President Donald Trump campaigned on draining the swamp and revitalizing a bloated and entrenched bureaucracy, and his administration is implementing a new method to fulfill that vision.
U.S. Secretary of Agriculture Brooke L. Rollins announced on Thursday that the administration would reorganize the USDA, moving thousands of department workers outside of Washington, D.C., and closer to the department’s “core constituents.” The move seeks to realign the department to its “founding mission of supporting American farming, ranching, and forestry.”
Commenting on the move, Rollins said, “President Trump was elected to make real change in Washington, and we are doing just that by moving our key services outside the beltway and into great American cities across the country.”
The USDA is a sprawling department totaling around 100,000 employees among 29 agencies and offices. Although the vast majority of employees are already located outside the D.C. area, a large bureaucracy of around 4,600 employees currently resides in the D.C. area, where salaries are especially high because the region has the “highest costs of living in the country.”
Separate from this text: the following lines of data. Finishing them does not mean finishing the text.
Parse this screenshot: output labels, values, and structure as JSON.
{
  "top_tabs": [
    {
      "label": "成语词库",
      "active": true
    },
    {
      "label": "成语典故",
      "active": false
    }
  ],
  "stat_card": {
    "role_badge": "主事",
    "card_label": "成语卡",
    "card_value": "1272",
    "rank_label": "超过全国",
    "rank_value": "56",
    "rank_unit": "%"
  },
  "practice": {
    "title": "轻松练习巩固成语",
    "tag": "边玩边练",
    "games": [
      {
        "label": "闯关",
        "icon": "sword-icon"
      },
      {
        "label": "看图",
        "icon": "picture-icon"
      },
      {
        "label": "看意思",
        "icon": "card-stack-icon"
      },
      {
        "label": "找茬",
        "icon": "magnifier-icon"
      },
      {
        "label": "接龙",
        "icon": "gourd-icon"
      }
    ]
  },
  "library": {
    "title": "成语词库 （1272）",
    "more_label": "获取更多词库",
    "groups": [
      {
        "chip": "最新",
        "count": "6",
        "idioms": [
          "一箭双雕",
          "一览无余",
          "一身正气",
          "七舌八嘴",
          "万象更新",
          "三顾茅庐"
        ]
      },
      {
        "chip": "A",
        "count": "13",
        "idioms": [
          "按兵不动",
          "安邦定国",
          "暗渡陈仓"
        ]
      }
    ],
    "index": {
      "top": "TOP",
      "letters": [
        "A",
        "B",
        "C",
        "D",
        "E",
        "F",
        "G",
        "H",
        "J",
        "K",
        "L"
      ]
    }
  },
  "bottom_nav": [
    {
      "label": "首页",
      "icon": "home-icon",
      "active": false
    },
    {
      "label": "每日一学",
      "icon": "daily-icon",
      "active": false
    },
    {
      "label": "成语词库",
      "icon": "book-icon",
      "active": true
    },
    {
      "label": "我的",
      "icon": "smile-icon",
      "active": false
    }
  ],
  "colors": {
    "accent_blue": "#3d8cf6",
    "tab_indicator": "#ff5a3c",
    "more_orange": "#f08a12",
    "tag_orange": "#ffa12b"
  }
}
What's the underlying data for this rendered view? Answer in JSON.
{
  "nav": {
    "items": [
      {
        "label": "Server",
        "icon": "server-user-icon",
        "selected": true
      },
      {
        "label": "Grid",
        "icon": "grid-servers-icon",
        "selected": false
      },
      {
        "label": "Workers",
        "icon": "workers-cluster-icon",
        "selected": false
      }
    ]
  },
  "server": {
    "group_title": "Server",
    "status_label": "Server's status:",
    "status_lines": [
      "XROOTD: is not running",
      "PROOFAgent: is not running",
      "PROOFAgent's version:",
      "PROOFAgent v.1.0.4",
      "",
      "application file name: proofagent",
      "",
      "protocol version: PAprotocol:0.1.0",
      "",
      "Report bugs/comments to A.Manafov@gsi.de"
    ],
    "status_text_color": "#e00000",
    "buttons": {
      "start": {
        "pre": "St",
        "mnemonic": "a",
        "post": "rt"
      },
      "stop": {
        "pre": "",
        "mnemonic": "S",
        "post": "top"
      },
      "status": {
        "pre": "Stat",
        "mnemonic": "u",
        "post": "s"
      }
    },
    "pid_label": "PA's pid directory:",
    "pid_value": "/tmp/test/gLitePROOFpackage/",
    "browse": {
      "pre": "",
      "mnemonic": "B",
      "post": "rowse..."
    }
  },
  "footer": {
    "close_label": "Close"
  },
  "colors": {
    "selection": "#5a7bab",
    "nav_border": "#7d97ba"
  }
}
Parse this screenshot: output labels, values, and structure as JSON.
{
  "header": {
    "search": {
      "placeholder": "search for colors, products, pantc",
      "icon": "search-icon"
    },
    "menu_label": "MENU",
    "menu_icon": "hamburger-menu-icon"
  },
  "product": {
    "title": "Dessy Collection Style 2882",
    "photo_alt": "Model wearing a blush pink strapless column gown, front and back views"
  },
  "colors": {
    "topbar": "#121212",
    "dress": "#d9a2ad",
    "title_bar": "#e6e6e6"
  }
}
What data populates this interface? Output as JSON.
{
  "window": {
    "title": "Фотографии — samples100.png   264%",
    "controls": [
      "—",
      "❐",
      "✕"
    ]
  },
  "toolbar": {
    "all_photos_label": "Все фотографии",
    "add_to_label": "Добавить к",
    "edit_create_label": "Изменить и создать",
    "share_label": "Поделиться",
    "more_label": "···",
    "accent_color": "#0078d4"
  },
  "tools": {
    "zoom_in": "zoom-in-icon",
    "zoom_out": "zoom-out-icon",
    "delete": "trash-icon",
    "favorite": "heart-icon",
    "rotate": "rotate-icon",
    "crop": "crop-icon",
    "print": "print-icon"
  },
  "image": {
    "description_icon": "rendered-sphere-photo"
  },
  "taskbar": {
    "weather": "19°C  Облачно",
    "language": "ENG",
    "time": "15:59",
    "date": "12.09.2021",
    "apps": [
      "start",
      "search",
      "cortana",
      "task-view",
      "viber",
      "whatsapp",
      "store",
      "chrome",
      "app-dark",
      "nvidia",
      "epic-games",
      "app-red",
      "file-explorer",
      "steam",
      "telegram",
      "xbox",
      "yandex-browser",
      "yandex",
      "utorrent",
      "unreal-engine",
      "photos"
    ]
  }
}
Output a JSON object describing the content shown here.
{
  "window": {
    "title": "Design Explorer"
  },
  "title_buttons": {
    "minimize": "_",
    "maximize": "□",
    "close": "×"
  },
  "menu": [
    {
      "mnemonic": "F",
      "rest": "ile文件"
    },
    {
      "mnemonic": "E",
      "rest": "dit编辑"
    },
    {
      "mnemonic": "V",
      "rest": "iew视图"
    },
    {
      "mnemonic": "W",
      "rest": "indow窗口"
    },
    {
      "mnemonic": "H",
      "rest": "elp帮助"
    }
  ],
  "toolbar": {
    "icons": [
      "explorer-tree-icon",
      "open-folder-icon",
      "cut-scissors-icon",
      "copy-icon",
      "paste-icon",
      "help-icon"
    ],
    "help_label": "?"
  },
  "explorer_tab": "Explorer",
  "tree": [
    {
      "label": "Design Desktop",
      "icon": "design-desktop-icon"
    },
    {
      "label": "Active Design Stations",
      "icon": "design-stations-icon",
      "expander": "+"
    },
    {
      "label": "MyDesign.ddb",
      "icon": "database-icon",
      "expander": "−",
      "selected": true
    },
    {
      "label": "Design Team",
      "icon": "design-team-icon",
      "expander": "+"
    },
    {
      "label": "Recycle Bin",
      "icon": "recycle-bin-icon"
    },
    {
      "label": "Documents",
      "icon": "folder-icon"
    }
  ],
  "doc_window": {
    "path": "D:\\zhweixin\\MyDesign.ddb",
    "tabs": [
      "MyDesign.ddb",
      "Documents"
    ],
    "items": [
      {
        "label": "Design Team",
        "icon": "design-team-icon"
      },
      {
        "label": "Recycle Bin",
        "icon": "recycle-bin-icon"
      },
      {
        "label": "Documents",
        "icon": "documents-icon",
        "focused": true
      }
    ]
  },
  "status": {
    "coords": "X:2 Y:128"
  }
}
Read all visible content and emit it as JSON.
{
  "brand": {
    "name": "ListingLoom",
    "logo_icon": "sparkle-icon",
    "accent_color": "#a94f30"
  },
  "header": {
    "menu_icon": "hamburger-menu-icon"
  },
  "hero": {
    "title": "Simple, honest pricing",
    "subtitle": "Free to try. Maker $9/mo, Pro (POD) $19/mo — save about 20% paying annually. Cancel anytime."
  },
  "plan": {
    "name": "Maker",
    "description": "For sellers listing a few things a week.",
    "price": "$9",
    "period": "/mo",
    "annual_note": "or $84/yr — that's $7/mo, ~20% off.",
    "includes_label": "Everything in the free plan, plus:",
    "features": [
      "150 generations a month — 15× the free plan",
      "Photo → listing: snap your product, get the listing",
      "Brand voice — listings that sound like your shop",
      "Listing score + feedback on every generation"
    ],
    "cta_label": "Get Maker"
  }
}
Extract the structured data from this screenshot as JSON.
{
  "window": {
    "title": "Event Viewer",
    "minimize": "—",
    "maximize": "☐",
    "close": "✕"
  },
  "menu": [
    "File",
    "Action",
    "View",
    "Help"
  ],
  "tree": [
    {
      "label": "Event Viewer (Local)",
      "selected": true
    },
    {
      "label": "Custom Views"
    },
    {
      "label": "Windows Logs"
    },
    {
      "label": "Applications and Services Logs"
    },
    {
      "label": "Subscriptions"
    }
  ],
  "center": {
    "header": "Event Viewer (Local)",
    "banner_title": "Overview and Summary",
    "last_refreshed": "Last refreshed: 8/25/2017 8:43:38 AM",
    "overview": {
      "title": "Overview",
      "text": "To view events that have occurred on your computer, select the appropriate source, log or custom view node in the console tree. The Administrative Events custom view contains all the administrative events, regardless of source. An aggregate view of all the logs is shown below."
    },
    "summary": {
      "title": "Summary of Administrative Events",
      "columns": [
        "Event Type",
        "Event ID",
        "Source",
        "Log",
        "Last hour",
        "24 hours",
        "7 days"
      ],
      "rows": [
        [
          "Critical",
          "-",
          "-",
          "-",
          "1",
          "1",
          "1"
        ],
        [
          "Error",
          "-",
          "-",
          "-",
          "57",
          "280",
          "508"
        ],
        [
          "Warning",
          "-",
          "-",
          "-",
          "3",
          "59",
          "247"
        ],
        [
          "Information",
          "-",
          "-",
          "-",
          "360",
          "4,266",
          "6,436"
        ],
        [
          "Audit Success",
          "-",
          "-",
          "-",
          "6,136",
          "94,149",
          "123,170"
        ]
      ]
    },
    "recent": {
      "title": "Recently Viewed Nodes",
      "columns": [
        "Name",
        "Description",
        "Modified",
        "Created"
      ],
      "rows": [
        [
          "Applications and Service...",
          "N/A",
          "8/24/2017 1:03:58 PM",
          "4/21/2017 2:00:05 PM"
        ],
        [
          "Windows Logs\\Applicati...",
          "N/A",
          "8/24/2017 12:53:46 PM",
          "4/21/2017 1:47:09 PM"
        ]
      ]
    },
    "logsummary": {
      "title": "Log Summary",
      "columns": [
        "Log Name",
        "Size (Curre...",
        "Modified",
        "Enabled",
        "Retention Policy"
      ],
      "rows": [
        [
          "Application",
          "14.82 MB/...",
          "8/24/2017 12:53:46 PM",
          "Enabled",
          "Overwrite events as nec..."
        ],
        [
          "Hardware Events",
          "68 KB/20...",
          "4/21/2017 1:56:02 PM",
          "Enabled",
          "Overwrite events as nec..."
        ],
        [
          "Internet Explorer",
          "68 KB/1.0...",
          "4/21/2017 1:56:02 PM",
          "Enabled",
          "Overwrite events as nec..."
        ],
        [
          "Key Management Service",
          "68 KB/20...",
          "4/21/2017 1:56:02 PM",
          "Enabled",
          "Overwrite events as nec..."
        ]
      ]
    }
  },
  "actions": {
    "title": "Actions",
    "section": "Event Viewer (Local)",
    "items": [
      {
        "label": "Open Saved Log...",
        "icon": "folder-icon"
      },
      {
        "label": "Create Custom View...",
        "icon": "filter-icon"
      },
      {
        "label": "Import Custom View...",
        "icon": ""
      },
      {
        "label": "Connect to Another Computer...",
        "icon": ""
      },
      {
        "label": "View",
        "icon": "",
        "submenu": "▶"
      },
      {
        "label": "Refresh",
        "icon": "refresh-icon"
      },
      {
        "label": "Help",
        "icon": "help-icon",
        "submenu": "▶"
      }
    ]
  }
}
According to the press release, the department’s workforce has grown by 8 percent over the past four years, and employees’ salaries rose by 14.5 percent. The department hired “thousands of employees with no sustainable way to pay them,” yet the bloat presented no “tangible increase in service to USDA’s core constituencies across the agricultural sector.”
In light of the USDA’s growing costs, the fact that some USDA employees may choose to leave their jobs rather than relocate is a feature, not a bug. Rollins herself characterized the reorganization as “another step of the Department’s process of reducing its workforce” to make sure the USDA’s workforce is affordable. Thus far, the department has also reduced its workforce by 15,364 people through DOGE.’s famed Deferred Retirement Program.
By the time the reorganization is complete, the department expects to have “no more than 2,000” of the 4,600 employees remaining in the D.C. area. The employees will be relocated in the coming months to the USDA’s five “hub locations” in North Carolina, Missouri, Indiana, Colorado, and Utah.
The reorganization will also save costs by closing most of the department’s buildings in the D.C. area, which were being underutilized and have mounting maintenance needs. One of the buildings, the South Building, has “$1.3 billion in deferred maintenance” but was only occupied by an average of under 1,900 employees even though it has space for over 6,000.
In a video addressed to USDA employees, Rollins sympathized that the move would create “personal disruption” for the department’s workers and their families. She said that the decision to reorganize was “not entered into lightly,” but it was necessary because “President Trump promised to realign federal spending, eliminate duplication and redundancy, and ensure all agencies are efficiently and effectively delivering services to our constituents.”